Отемнев ликом, Иван отставил недопитую чару и негромко (но шум постепенно стих) начал сказывать о трупах с зажатыми между бревен руками, о плотнике, которого он пытался вызволить из страшного капкана… Шум совсем затих. Княжич Василий сидел, сведя брови хмурью и пристально глядя на Ивана.

— Смоленский князь, баешь? — переспросил.

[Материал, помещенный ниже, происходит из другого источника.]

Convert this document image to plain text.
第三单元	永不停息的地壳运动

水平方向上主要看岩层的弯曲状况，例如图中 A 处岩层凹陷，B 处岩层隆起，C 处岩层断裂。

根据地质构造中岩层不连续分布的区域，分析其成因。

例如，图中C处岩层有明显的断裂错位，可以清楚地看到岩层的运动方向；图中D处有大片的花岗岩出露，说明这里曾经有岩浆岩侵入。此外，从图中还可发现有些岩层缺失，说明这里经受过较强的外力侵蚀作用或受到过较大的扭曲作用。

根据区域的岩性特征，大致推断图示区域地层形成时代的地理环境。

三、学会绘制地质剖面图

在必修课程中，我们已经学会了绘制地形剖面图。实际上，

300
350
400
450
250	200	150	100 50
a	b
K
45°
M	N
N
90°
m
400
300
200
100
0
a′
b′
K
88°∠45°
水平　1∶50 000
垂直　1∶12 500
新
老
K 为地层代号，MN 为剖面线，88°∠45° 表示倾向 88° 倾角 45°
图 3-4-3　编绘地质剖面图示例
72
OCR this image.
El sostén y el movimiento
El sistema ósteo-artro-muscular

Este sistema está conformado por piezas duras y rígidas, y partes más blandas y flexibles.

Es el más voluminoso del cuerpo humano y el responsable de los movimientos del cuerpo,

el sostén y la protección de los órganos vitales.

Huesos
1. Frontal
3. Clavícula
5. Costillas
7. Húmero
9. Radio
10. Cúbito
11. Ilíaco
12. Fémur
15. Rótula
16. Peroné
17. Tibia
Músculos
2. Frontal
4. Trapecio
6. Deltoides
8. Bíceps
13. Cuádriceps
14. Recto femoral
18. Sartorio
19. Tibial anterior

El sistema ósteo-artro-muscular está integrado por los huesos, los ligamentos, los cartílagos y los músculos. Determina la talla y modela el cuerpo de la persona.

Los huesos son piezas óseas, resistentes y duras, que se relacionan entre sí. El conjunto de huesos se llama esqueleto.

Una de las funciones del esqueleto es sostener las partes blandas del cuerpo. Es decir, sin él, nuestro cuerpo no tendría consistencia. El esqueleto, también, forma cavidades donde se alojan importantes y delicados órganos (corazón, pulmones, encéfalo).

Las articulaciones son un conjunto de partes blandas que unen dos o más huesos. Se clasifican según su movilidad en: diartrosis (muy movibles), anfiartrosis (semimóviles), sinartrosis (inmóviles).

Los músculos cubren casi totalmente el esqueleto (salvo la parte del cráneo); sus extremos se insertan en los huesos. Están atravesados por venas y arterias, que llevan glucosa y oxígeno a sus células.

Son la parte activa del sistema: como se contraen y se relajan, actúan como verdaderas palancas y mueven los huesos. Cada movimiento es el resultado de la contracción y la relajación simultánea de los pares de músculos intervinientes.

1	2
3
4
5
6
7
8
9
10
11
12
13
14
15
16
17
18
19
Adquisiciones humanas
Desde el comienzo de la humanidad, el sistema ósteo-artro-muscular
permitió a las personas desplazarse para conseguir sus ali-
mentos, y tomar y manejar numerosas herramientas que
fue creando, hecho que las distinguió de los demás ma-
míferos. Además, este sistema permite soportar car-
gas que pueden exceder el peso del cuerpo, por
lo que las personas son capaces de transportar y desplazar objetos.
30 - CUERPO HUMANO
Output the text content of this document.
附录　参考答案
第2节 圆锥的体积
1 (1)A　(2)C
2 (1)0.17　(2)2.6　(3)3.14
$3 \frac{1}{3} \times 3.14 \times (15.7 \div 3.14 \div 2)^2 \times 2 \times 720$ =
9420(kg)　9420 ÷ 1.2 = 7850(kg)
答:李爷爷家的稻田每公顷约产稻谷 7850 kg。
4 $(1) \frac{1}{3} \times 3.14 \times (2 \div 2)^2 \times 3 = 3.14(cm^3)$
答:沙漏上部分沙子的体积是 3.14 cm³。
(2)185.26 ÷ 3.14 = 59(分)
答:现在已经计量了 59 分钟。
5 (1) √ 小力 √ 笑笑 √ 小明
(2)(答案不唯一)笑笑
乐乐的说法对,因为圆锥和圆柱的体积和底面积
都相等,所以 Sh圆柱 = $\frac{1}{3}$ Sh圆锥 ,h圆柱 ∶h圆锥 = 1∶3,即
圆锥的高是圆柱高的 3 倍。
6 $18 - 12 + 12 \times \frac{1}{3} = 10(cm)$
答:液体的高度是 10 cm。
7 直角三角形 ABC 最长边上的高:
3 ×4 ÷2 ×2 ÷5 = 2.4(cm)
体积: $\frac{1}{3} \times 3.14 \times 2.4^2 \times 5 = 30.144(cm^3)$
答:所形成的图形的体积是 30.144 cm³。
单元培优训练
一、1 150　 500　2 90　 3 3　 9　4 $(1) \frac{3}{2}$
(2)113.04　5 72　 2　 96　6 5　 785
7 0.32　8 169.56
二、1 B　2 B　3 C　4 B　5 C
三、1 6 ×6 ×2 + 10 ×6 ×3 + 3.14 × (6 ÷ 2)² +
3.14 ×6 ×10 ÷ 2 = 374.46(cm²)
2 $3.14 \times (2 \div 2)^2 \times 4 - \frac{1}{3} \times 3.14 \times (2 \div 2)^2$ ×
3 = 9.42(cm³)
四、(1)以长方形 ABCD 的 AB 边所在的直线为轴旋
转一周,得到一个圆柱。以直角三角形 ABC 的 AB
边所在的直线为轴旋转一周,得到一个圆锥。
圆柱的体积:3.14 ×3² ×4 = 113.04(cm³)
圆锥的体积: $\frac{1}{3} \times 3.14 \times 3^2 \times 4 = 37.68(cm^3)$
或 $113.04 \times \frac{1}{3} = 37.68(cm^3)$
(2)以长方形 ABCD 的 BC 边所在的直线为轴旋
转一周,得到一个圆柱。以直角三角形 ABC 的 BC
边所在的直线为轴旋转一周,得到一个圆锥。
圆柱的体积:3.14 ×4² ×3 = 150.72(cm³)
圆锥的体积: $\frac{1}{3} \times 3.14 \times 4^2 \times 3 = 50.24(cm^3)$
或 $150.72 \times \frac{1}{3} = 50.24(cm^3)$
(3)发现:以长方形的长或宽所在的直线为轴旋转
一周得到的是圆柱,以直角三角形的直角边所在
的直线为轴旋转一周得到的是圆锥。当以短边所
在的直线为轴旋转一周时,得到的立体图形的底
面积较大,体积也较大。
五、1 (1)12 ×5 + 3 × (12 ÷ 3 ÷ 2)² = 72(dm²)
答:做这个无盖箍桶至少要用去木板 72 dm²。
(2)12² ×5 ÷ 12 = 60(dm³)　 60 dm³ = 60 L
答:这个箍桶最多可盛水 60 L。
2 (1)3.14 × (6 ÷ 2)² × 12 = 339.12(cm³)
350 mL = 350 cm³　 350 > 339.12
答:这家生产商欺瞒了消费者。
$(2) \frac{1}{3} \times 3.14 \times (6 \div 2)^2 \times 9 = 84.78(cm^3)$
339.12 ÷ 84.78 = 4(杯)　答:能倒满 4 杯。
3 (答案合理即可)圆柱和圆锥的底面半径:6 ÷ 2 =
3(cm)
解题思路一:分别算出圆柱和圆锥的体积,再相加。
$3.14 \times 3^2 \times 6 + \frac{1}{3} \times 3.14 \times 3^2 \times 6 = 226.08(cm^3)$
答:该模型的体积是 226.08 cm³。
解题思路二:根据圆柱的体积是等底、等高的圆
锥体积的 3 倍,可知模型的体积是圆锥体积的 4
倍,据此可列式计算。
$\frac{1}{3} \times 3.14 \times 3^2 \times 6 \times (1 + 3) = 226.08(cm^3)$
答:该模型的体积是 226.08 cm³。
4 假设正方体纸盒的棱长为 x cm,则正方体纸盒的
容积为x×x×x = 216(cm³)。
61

— Такого мы и в Литве не видали! — выдохнул кто-то из председящих. И прошла тишина, и вновь загомонили возмущенно:

— Всю Русь обгадил!

— Таково-то и не творили никогда!

— Ты убить — убей, да не балуй, тово! Смерть, она всем предстоит, дак дай достойно умереть, хоша во брани, хоша и на плахе!

— А што? Топор, кат в красной рубахе, поп с крестом! Та же смерть, что и на бою! — спорили долго.

— Простите, друзья-товарищи, что порушил веселье! — громко сказал, винясь, Иван. Его вновь затискали, стали бить по плечам, утешая и уговаривая. Потом снова пили, пели хором, уже упившиеся, с голосами вразброд. Кто-то начал было плясать, да бросил — закружило голову.

Данило Феофаныч, мигнув, созвал Ивана к себе, обнял большою тяжелою рукой:

— Чего хочешь, Иван! Скажи!

— Чего хочу? — Иван вдруг поднял голову, встряхнул кудрями. — Воли! Не ведаю, как я там по записи, а отец заложился митрополиту с родом своим… Дак потому… Под Пименом али Киприаном не хочу быть!

Данило подозвал к себе княжича, немногословно изъяснил Иванову трудноту.

— Грамоту нать! И штобы отец подписал! Такому молодцу в холопах ходить не пристало, хоша и у владыки самого!

Василий кивнул головой, запоминая:

— Сделаю!

Дружинники опять пели. Песня стройнела, ширилась. Вот уже и Данило с Иваном подхватили напев, и сам княжич повел высоким голосом:

— Ой ты, степь, ты, степь, ты, раздольная, Широко ты, степь, пораскинулась, К морю Русскому понадвинулась!